Image: Applied Physics Letters
Scientists have found that artificial muscles built from onions, yes, onions, may be the most versatile structure of its kind ever made.


Research from scientists at National Taiwan University published Tuesday in the journal Applied Physics Letters has shown that artificial muscles created from onion cells can move in ways no other artificial muscle can. Although the research is in its early stages, artificial muscles could eventually be used in everything from robotics to artificial limbs.

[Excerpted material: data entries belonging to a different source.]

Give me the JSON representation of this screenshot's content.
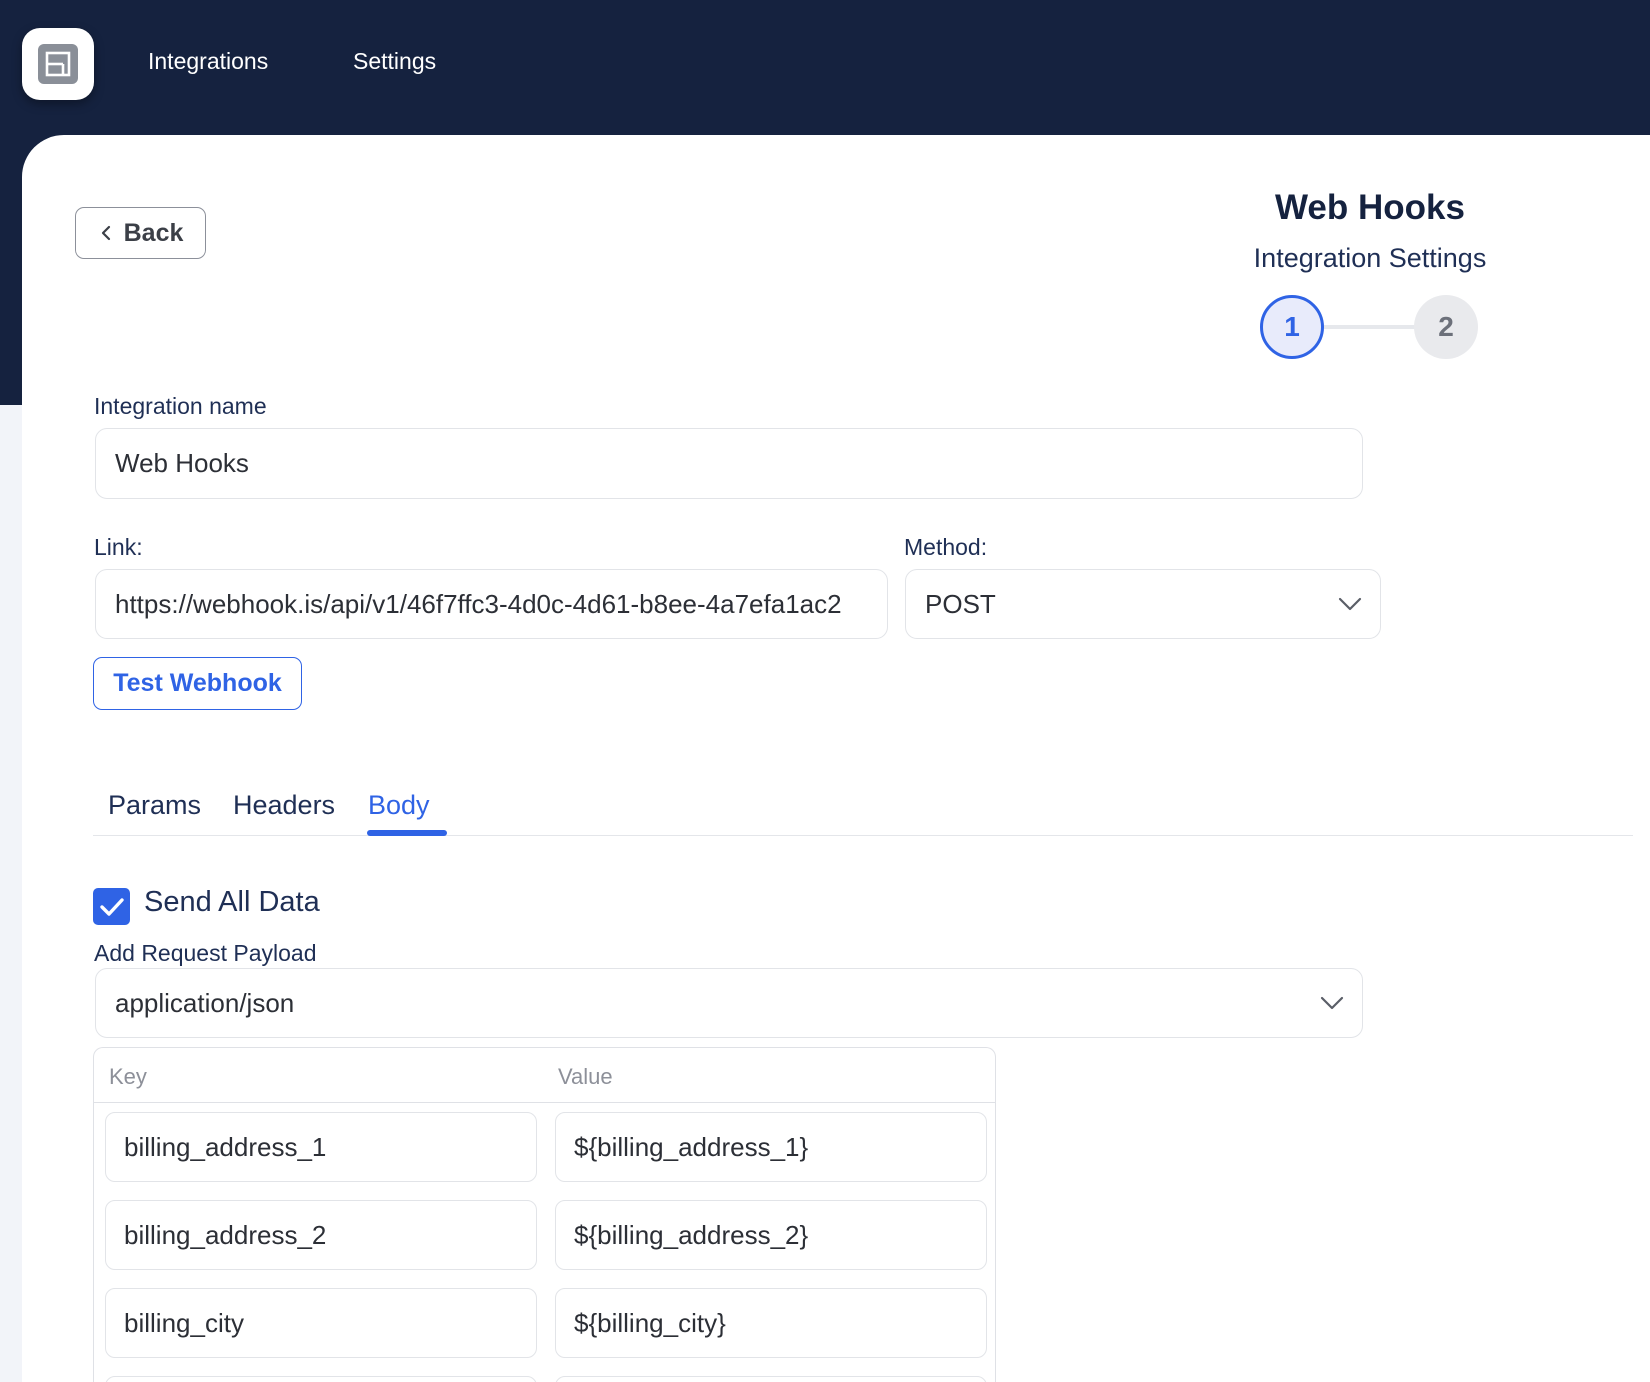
{
  "topbar": {
    "nav": [
      "Integrations",
      "Settings"
    ]
  },
  "header": {
    "back_label": "Back",
    "title": "Web Hooks",
    "subtitle": "Integration Settings",
    "steps": [
      "1",
      "2"
    ],
    "active_step": 1
  },
  "form": {
    "integration_name_label": "Integration name",
    "integration_name_value": "Web Hooks",
    "link_label": "Link:",
    "link_value": "https://webhook.is/api/v1/46f7ffc3-4d0c-4d61-b8ee-4a7efa1ac2",
    "method_label": "Method:",
    "method_value": "POST",
    "test_button": "Test Webhook"
  },
  "tabs": {
    "items": [
      "Params",
      "Headers",
      "Body"
    ],
    "active": "Body"
  },
  "body": {
    "send_all_label": "Send All Data",
    "send_all_checked": true,
    "payload_label": "Add Request Payload",
    "payload_type": "application/json",
    "table": {
      "key_header": "Key",
      "value_header": "Value",
      "rows": [
        {
          "key": "billing_address_1",
          "value": "${billing_address_1}"
        },
        {
          "key": "billing_address_2",
          "value": "${billing_address_2}"
        },
        {
          "key": "billing_city",
          "value": "${billing_city}"
        }
      ]
    }
  },
  "colors": {
    "nav_bg": "#15223f",
    "accent": "#2f63e5"
  }
}
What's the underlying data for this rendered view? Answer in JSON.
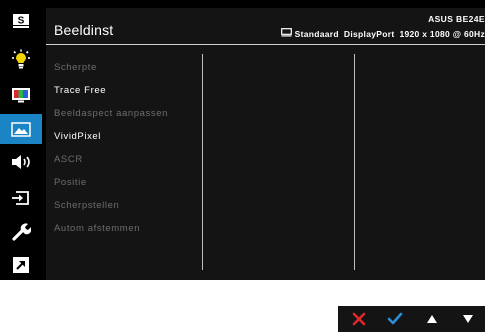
{
  "sidebar": {
    "items": [
      {
        "icon": "splendid-icon",
        "label": "S"
      },
      {
        "icon": "blue-light-filter-icon"
      },
      {
        "icon": "color-icon"
      },
      {
        "icon": "image-icon",
        "active": true
      },
      {
        "icon": "sound-icon"
      },
      {
        "icon": "input-select-icon"
      },
      {
        "icon": "system-setup-icon"
      },
      {
        "icon": "shortcut-icon"
      }
    ]
  },
  "header": {
    "title": "Beeldinst",
    "model": "ASUS BE24E",
    "status": {
      "mode": "Standaard",
      "input": "DisplayPort",
      "resolution": "1920 x 1080 @ 60Hz"
    }
  },
  "menu": {
    "items": [
      {
        "label": "Scherpte",
        "enabled": false
      },
      {
        "label": "Trace Free",
        "enabled": true
      },
      {
        "label": "Beeldaspect aanpassen",
        "enabled": false
      },
      {
        "label": "VividPixel",
        "enabled": true
      },
      {
        "label": "ASCR",
        "enabled": false
      },
      {
        "label": "Positie",
        "enabled": false
      },
      {
        "label": "Scherpstellen",
        "enabled": false
      },
      {
        "label": "Autom afstemmen",
        "enabled": false
      }
    ]
  },
  "nav": {
    "buttons": [
      {
        "icon": "close-icon",
        "color": "#e0282b"
      },
      {
        "icon": "check-icon",
        "color": "#2a8fd6"
      },
      {
        "icon": "up-arrow-icon",
        "color": "#ffffff"
      },
      {
        "icon": "down-arrow-icon",
        "color": "#ffffff"
      }
    ]
  },
  "colors": {
    "accent": "#1b84c4",
    "background": "#000000",
    "panel": "#141414",
    "text_enabled": "#ffffff",
    "text_disabled": "#6d6d6d"
  }
}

“This present artificial muscle is the first one made of vegetables,” lead researcher Wen-Pen Shih told Motherboard in an email. “It can bend and contract simultaneously like human muscles, that other existing technology can not do.”

A wide range of artificial muscle technology exists, including structures created from elastomers, shape memory alloys, and fishing lines. Shih said in this case, researchers hoped to engineer an artificial muscles with a better capacity for bending and stretching, so they chose the onion.

To create the structure, researchers used the onion’s epidermis: the thin skin under the surface of the vegetable. The epidermis contains a layer of blocky cells arranged in a way that is especially conducive to versatile movement. Shih said they have not yet found any other plant materials that have the same effect and are as accessible as the onion.